Posted April 14, 2002 - 05:37 PM
I misread your post the first few times, looks like most of us did. I am so used to people complaining that it won't start that I didn't notice that yours is just hard to kick.
OK, first the basics (everyone gets tired of my longwindedness, please just skip on by if not of interest).
The kickstarter is geared for just about exactly two revolutions which is one pass through all four strokes. If you roll just past compression with the compression release, then let off to get a full kick, you will hit a second compression stroke about 3/4 of the way down. This time you will have momentum of the engine already turning with you to carry it through.
With the throttle fully closed, the intake stroke pulls a hefty vacuum through the closed throttle slide but doesn't pull much air. This means that you get 12.5:1 against a cylinder maybe half full (at the bottom of the intake stroke the air just pulled in is less dense than back in the airbox, i.e. has a vacuum relative to atmospheric). This vacuum eats up maybe half of the compression stroke so you only have to kick through 1/2 the normal compression.
Now if you open the throttle, the slide goes up out of the way, kick it and a cylinder full of air at atmospheric pressure rushes in. When you get to the compression stroke, you have to overcome maybe twice as much compression with kickstarter force. That will cause black and blue insteps.

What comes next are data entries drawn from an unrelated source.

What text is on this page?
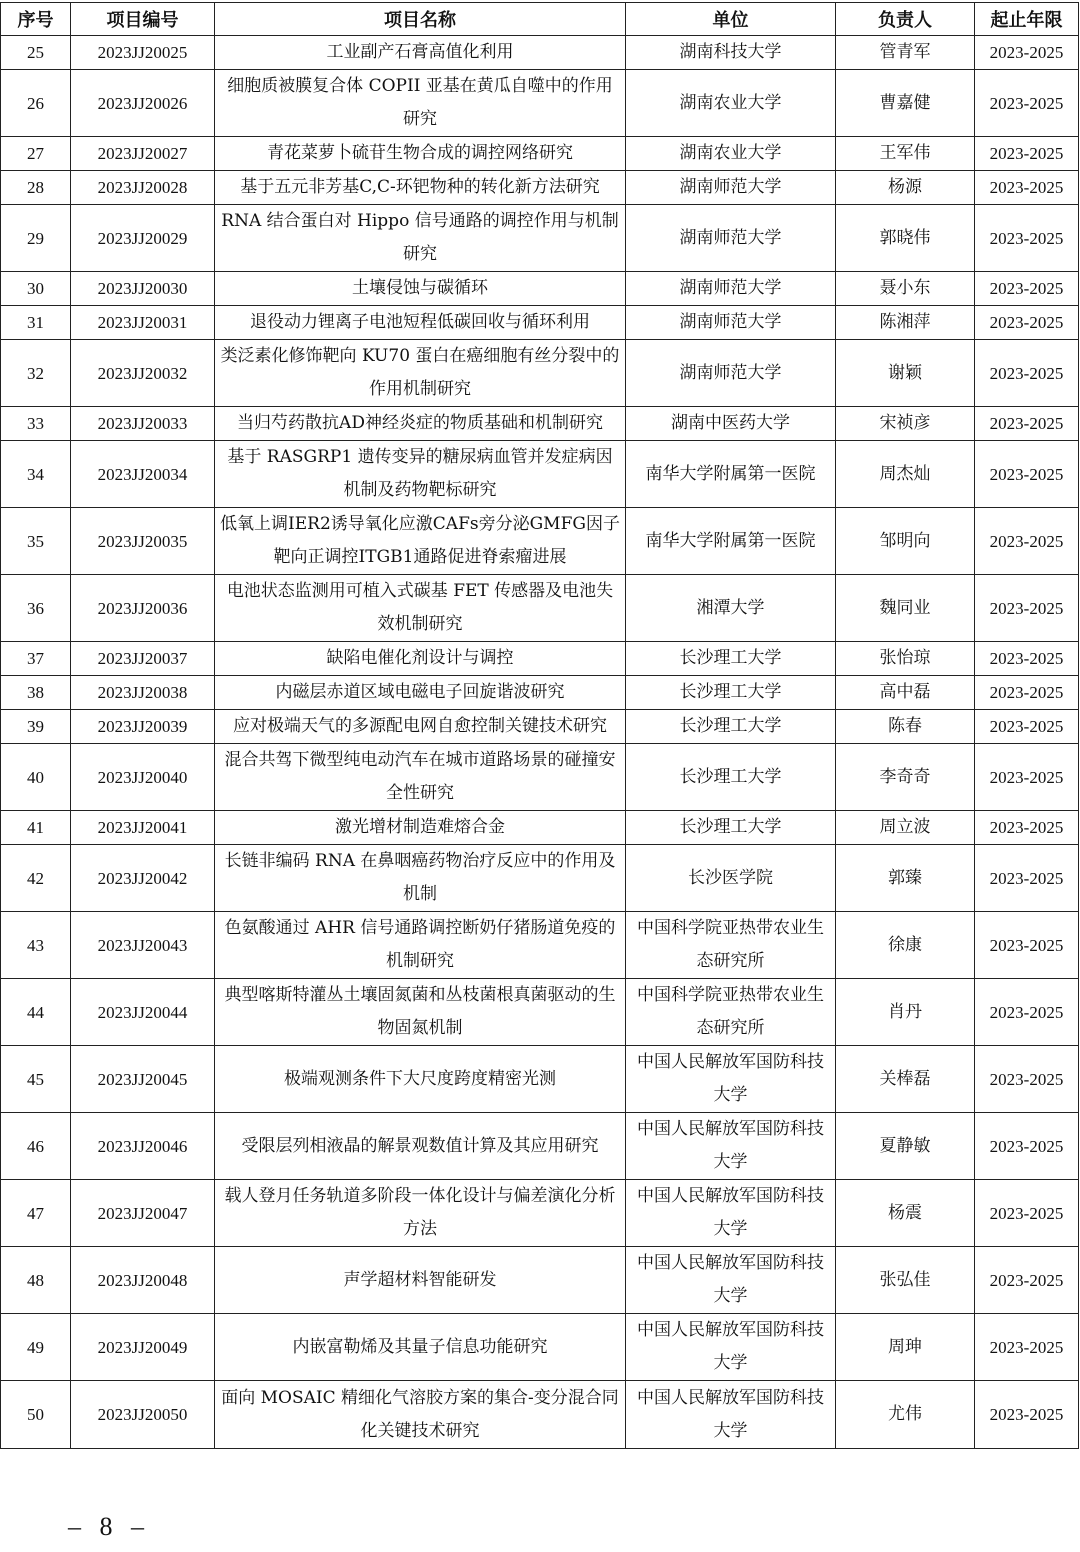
序号	项目编号	项目名称	单位	负责人	起止年限
25	2023JJ20025	工业副产石膏高值化利用	湖南科技大学	管青军	2023-2025
26	2023JJ20026	细胞质被膜复合体 COPII 亚基在黄瓜自噬中的作用研究	湖南农业大学	曹嘉健	2023-2025
27	2023JJ20027	青花菜萝卜硫苷生物合成的调控网络研究	湖南农业大学	王军伟	2023-2025
28	2023JJ20028	基于五元非芳基C,C-环钯物种的转化新方法研究	湖南师范大学	杨源	2023-2025
29	2023JJ20029	RNA 结合蛋白对 Hippo 信号通路的调控作用与机制研究	湖南师范大学	郭晓伟	2023-2025
30	2023JJ20030	土壤侵蚀与碳循环	湖南师范大学	聂小东	2023-2025
31	2023JJ20031	退役动力锂离子电池短程低碳回收与循环利用	湖南师范大学	陈湘萍	2023-2025
32	2023JJ20032	类泛素化修饰靶向 KU70 蛋白在癌细胞有丝分裂中的作用机制研究	湖南师范大学	谢颖	2023-2025
33	2023JJ20033	当归芍药散抗AD神经炎症的物质基础和机制研究	湖南中医药大学	宋祯彦	2023-2025
34	2023JJ20034	基于 RASGRP1 遗传变异的糖尿病血管并发症病因机制及药物靶标研究	南华大学附属第一医院	周杰灿	2023-2025
35	2023JJ20035	低氧上调IER2诱导氧化应激CAFs旁分泌GMFG因子靶向正调控ITGB1通路促进脊索瘤进展	南华大学附属第一医院	邹明向	2023-2025
36	2023JJ20036	电池状态监测用可植入式碳基 FET 传感器及电池失效机制研究	湘潭大学	魏同业	2023-2025
37	2023JJ20037	缺陷电催化剂设计与调控	长沙理工大学	张怡琼	2023-2025
38	2023JJ20038	内磁层赤道区域电磁电子回旋谐波研究	长沙理工大学	高中磊	2023-2025
39	2023JJ20039	应对极端天气的多源配电网自愈控制关键技术研究	长沙理工大学	陈春	2023-2025
40	2023JJ20040	混合共驾下微型纯电动汽车在城市道路场景的碰撞安全性研究	长沙理工大学	李奇奇	2023-2025
41	2023JJ20041	激光增材制造难熔合金	长沙理工大学	周立波	2023-2025
42	2023JJ20042	长链非编码 RNA 在鼻咽癌药物治疗反应中的作用及机制	长沙医学院	郭臻	2023-2025
43	2023JJ20043	色氨酸通过 AHR 信号通路调控断奶仔猪肠道免疫的机制研究	中国科学院亚热带农业生态研究所	徐康	2023-2025
44	2023JJ20044	典型喀斯特灌丛土壤固氮菌和丛枝菌根真菌驱动的生物固氮机制	中国科学院亚热带农业生态研究所	肖丹	2023-2025
45	2023JJ20045	极端观测条件下大尺度跨度精密光测	中国人民解放军国防科技大学	关棒磊	2023-2025
46	2023JJ20046	受限层列相液晶的解景观数值计算及其应用研究	中国人民解放军国防科技大学	夏静敏	2023-2025
47	2023JJ20047	载人登月任务轨道多阶段一体化设计与偏差演化分析方法	中国人民解放军国防科技大学	杨震	2023-2025
48	2023JJ20048	声学超材料智能研发	中国人民解放军国防科技大学	张弘佳	2023-2025
49	2023JJ20049	内嵌富勒烯及其量子信息功能研究	中国人民解放军国防科技大学	周珅	2023-2025
50	2023JJ20050	面向 MOSAIC 精细化气溶胶方案的集合-变分混合同化关键技术研究	中国人民解放军国防科技大学	尤伟	2023-2025
– 8 –
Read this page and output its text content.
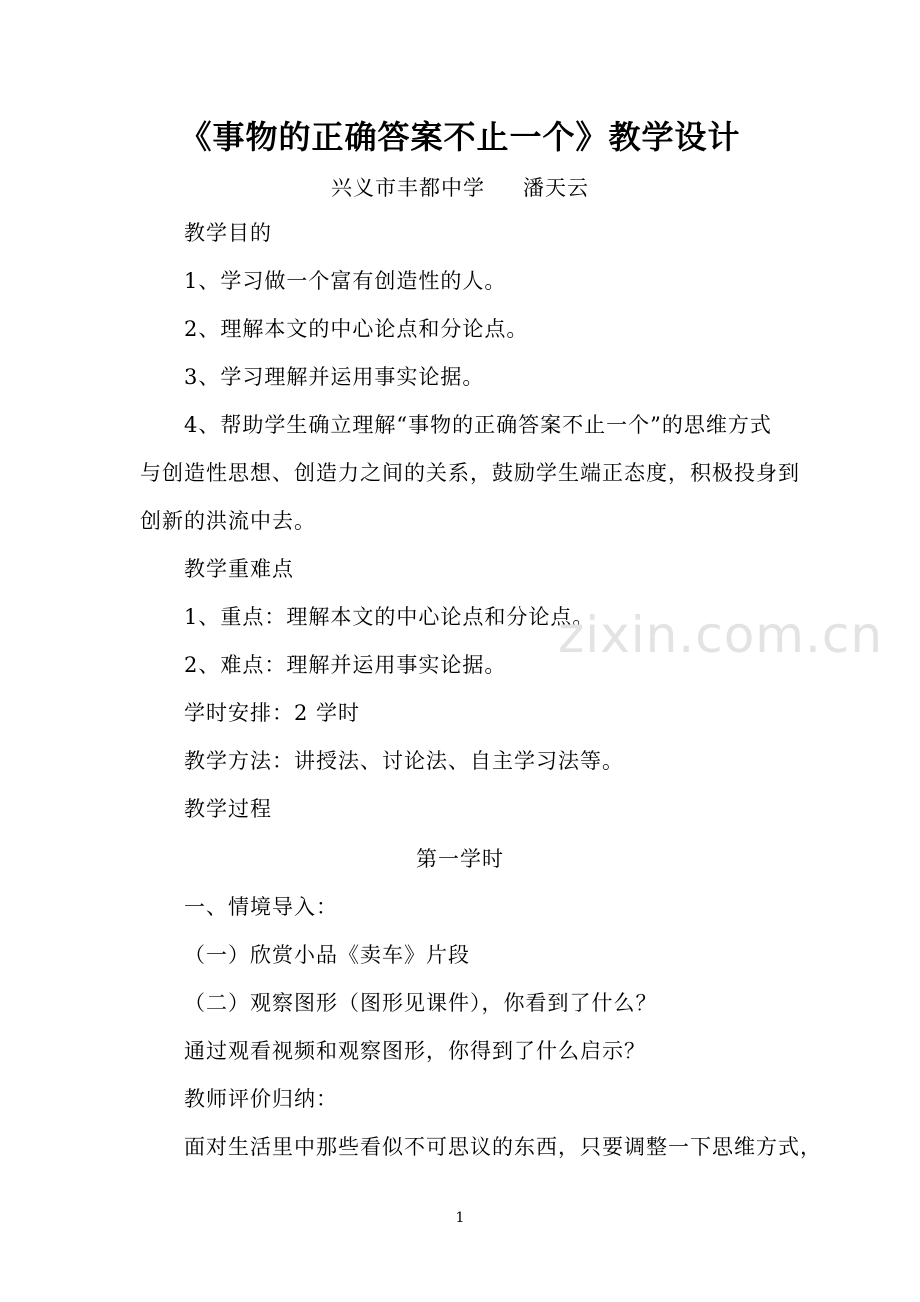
《事物的正确答案不止一个》教学设计
兴义市丰都中学 潘天云
教学目的
1、学习做一个富有创造性的人。
2、理解本文的中心论点和分论点。
3、学习理解并运用事实论据。
4、帮助学生确立理解“事物的正确答案不止一个”的思维方式
与创造性思想、创造力之间的关系，鼓励学生端正态度，积极投身到
创新的洪流中去。
教学重难点
1、重点：理解本文的中心论点和分论点。
2、难点：理解并运用事实论据。
学时安排：2 学时
教学方法：讲授法、讨论法、自主学习法等。
教学过程
第一学时
一、情境导入：
（一）欣赏小品《卖车》片段
（二）观察图形（图形见课件），你看到了什么？
通过观看视频和观察图形，你得到了什么启示？
教师评价归纳：
面对生活里中那些看似不可思议的东西，只要调整一下思维方式，
zixin.com.cn
1
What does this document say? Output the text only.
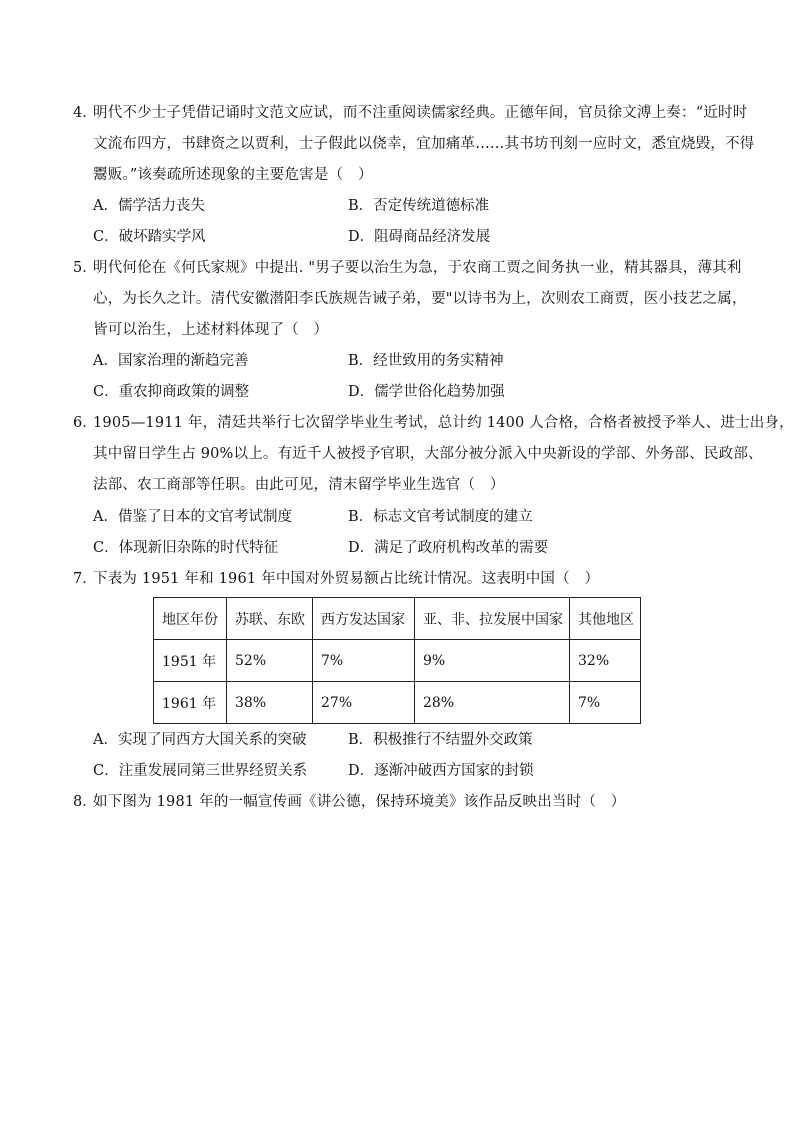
4．
明代不少士子凭借记诵时文范文应试，而不注重阅读儒家经典。正德年间，官员徐文溥上奏：“近时时
文流布四方，书肆资之以贾利，士子假此以侥幸，宜加痛革……其书坊刊刻一应时文，悉宜烧毁，不得
鬻贩。”该奏疏所述现象的主要危害是（　）
A．儒学活力丧失	B．否定传统道德标准
C．破坏踏实学风	D．阻碍商品经济发展
5．
明代何伦在《何氏家规》中提出. "男子要以治生为急，于农商工贾之间务执一业，精其器具，薄其利
心，为长久之计。清代安徽潜阳李氏族规告诫子弟，要"以诗书为上，次则农工商贾，医小技艺之属，
皆可以治生，上述材料体现了（　）
A．国家治理的渐趋完善	B．经世致用的务实精神
C．重农抑商政策的调整	D．儒学世俗化趋势加强
6．
1905—1911 年，清廷共举行七次留学毕业生考试，总计约 1400 人合格，合格者被授予举人、进士出身，
其中留日学生占 90%以上。有近千人被授予官职，大部分被分派入中央新设的学部、外务部、民政部、
法部、农工商部等任职。由此可见，清末留学毕业生选官（　）
A．借鉴了日本的文官考试制度	B．标志文官考试制度的建立
C．体现新旧杂陈的时代特征	D．满足了政府机构改革的需要
7．
下表为 1951 年和 1961 年中国对外贸易额占比统计情况。这表明中国（　）
地区年份	苏联、东欧	西方发达国家	亚、非、拉发展中国家	其他地区
1951 年	52%	7%	9%	32%
1961 年	38%	27%	28%	7%
A．实现了同西方大国关系的突破	B．积极推行不结盟外交政策
C．注重发展同第三世界经贸关系	D．逐渐冲破西方国家的封锁
8．
如下图为 1981 年的一幅宣传画《讲公德，保持环境美》该作品反映出当时（　）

That is what I think is happening to you. I think your throttle cables are holding the throttle cracked (it only takes a very little to feel this effect, maybe 1/16th throttle, get a friend with a working bike to try it for you). If not the throttle cables, then the idle is set too high. You can test this theory. Start the bike (wear your best steel insole boots or bump start it) and see if the idle is high. If it is, check the throttle cables and roll back the idle adjust screw. The choke makes this worse because it raises the idle speed also (i.e., lets in more air at idle).
YAMAKAZE was on the right track, maybe.